Profissionais de saúde
Para a área de saúde, a MP permite aos hospitais a prorrogação da jornada de trabalho “mediante acordo individual escrito, mesmo para as atividades insalubres e para a jornada de doze horas de trabalho por trinta e seis horas de descanso”.
O texto admite ainda a possibilidade de adoção de escalas de horas suplementares entre a décima terceira e a vigésima quarta hora do intervalo interjornada, “sem que haja penalidade administrativa, garantido o repouso semanal remunerado”.

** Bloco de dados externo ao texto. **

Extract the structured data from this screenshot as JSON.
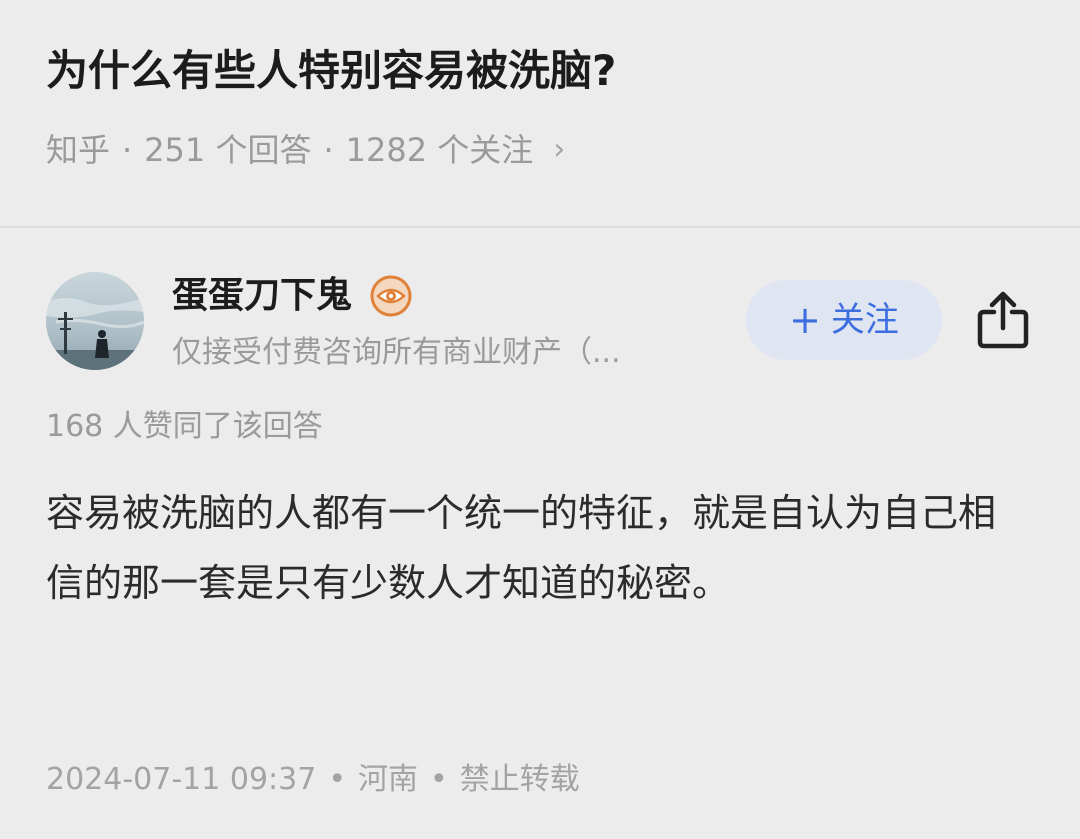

As horas suplementares computadas em decorrência dessas medidas poderão ser compensadas em até 18 meses, contados da data de encerramento da calamidade pública.
Reações
A Associação Nacional dos Magistrados da Justiça do Trabalho (Anamatra) manifestou repúdio à Medida Provisória nº 927/2020. A entidade diz que a MP vai na contramão de medidas protetivas do emprego e da renda que vêm sendo adotadas por outros países atingidos pela pandemia, como França, Itália, Reino Unido e Estados Unidos.
“A MP 927, de forma inoportuna e desastrosa, simplesmente destrói o pouco que resta dos alicerces históricos das relações individuais e coletivas de trabalho, impactando direta e profundamente na subsistência dos trabalhadores, das trabalhadoras e de suas famílias, assim como atinge a sobrevivência de micro, pequenas e médias empresas, com gravíssimas repercussões para a economia e impactos no tecido social”, diz a associação.
Para a Anamatra, as inconstitucionalidades da MP 927 são patentes. “A Constituição confere à autonomia negocial coletiva, e aos sindicatos, papel importante e indispensável de diálogo social, mesmo, e mais ainda, em momentos extraordinários. Estabelece a irredutibilidade salarial e a garantia do salário-mínimo como direitos humanos. Adota o regime de emprego como sendo o capaz de promover a inclusão social. Insta ao controle de jornada como forma de preservação do meio ambiente laboral, evitando que a exaustão e as possibilidades de auto e de exploração pelo trabalho sejam fatores de adoecimento físico e emocional. A presente crise não pode, em absoluto, justificar a adoção de medidas frontalmente contrárias às garantias fundamentais e aos direitos dos trabalhadores”, defende a entidade.